Warehouse renovated for new use.

  • Post category:Industrial

Bob Howard’s lease of a large amount of space in an old industrial area of Oklahoma City won’t save the struggling warehouse market, but the deal is important for the city for other reasons, experts said Friday.

Howard PDC, a subsidiary of Bob Howard Auto Group, moved into the warehouse at 3501 N Santa Fe this week, taking 157,059 square feet of the 208,000 square feet available.

Howard is combining several smaller operations and relocating them to the warehouse.

The building, constructed in 1950 as the original headquarters for Fleming Cos., is owned by 36th/Santa Fe LLC, a company of Gardner Properties.

Gardner Properties, president, paid longtime owner Catellus Development Corp., formerly the realty division of what is now Burlington Northern Santa Fe Railway, $1.7 million for the building last spring. Gardner Properties then spent $200,000 renovating the warehouse.
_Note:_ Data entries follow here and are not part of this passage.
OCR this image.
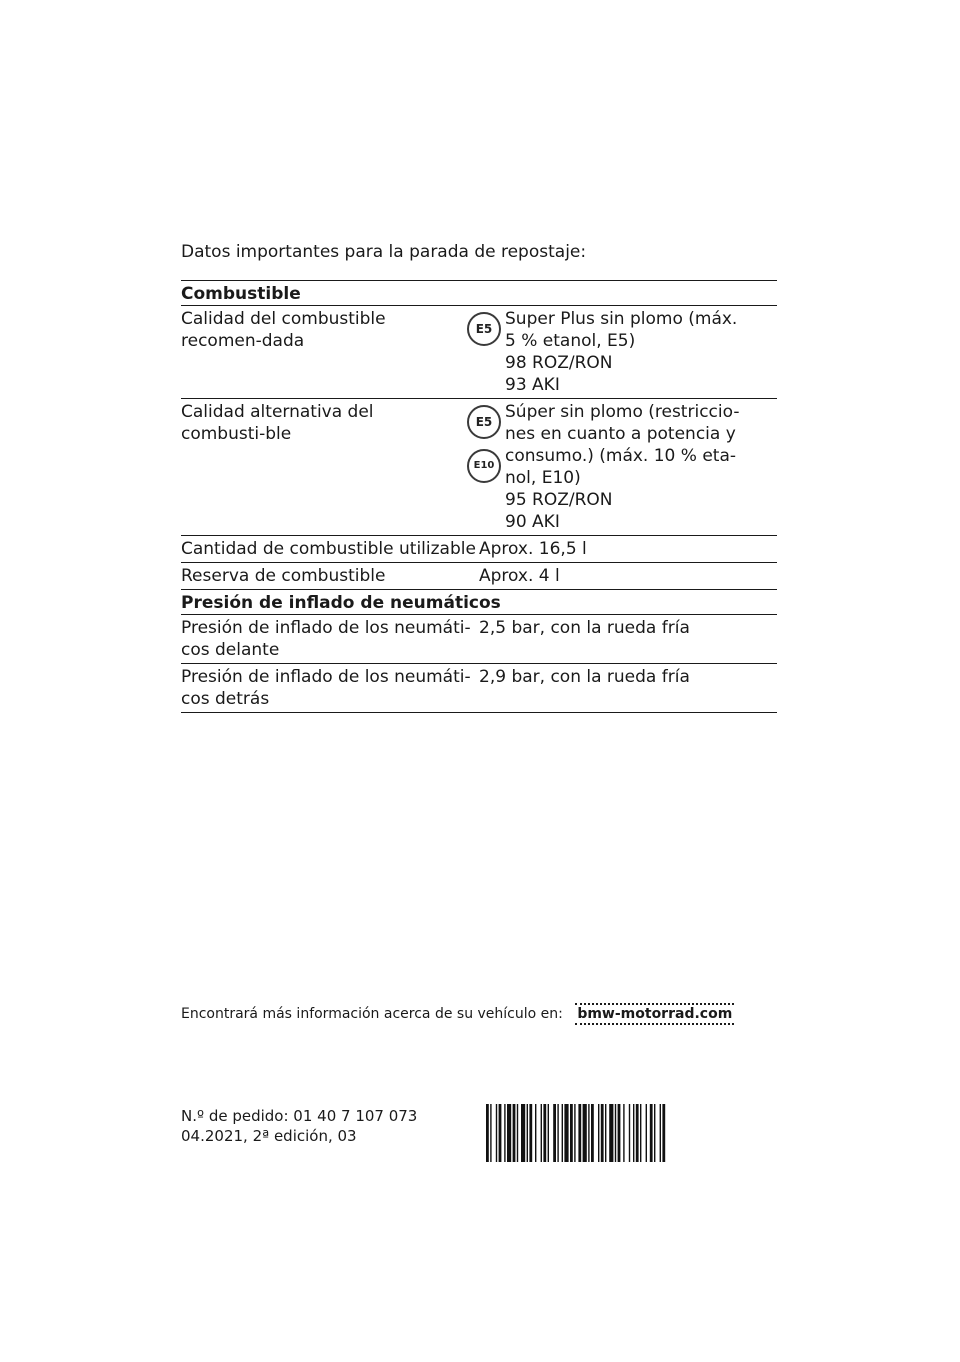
Datos importantes para la parada de repostaje:
Combustible
Calidad del combustible recomen-dada
E5 Super Plus sin plomo (máx.
5 % etanol, E5)
98 ROZ/RON
93 AKI
Calidad alternativa del combusti-ble
E5
E10
Súper sin plomo (restriccio-
nes en cuanto a potencia y
consumo.) (máx. 10 % eta-
nol, E10)
95 ROZ/RON
90 AKI
Cantidad de combustible utilizable Aprox. 16,5 l
Reserva de combustible	Aprox. 4 l
Presión de inflado de neumáticos
Presión de inflado de los neumáti-cos delante
2,5 bar, con la rueda fría
Presión de inflado de los neumáti-cos detrás
2,9 bar, con la rueda fría
Encontrará más información acerca de su vehículo en: bmw-motorrad.com
N.º de pedido: 01 40 7 107 073
04.2021, 2ª edición, 03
Don Gable of Arvest Bank arranged financing for Tanenbaum and his business partner Justin C. Gardner to buy and renovate the building.
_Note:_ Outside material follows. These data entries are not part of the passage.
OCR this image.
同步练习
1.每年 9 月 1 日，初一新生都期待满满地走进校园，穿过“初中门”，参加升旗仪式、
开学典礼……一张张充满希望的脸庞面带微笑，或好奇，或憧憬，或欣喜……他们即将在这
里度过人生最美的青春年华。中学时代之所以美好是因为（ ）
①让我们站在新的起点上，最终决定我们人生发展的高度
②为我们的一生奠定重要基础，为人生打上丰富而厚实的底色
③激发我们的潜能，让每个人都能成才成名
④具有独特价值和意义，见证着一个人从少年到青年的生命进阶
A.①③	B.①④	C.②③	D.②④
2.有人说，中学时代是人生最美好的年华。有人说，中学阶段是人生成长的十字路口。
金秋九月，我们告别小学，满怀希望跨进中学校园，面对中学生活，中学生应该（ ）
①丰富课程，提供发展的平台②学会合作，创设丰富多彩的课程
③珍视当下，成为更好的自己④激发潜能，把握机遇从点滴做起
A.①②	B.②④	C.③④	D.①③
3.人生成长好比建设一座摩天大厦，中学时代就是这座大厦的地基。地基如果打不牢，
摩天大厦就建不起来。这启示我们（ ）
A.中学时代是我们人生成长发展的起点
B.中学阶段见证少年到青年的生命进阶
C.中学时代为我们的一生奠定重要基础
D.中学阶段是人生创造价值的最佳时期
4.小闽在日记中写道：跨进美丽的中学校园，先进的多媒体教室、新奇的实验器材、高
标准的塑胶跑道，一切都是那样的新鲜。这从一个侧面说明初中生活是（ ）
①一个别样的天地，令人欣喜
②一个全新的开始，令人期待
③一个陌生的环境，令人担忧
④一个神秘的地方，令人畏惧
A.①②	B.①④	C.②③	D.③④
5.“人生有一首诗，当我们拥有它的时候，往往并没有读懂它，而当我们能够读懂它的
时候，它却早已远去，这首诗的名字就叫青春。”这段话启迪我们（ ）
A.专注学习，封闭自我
The building had been vacant for several years. After Gardner Properties renovated it, it suited Howard’s needs perfectly, said Ron Kimbrough, Bob Howard parts director.

“We chose this site for its central location,” Kimbrough said. “But we were concerned with the quick turnaround time we needed to move in. We were amazed that Gardner Properties was able to prepare the property for us in just 34 days. They were excellent. It’s amazing to see the way the old place turned around. It’s just night and day.”

Gardner Construction Co., a subsidiary of Gardner Properties, brought the building up to code, upgrading mechanical, electrical and plumbing systems. Gardner also renovated the building’s offices, replaced the roof and resurfaced the parking area.

Gardner “was very accommodating in trying to get the deal done,” said Greg C. Banta of Banta Realty Advisors Inc., which handled the lease negotiations for Howard. “Those kinds of deals don’t happen all the time.”

The significance of the deal isn’t just the amount of industrial space it took from the market, said Randy Lacey, associate vice president in the industrial division of Grubb & Ellis-Beffort Brooks Hogan. It will help reduce the 20 percent vacancy rate Grubb & Ellis found in a recent survey of industrial buildings 50,000 square feet and larger, Lacey said.

More important, he said, is the age and kind of space the building has, and the fact that it was vacant for several years.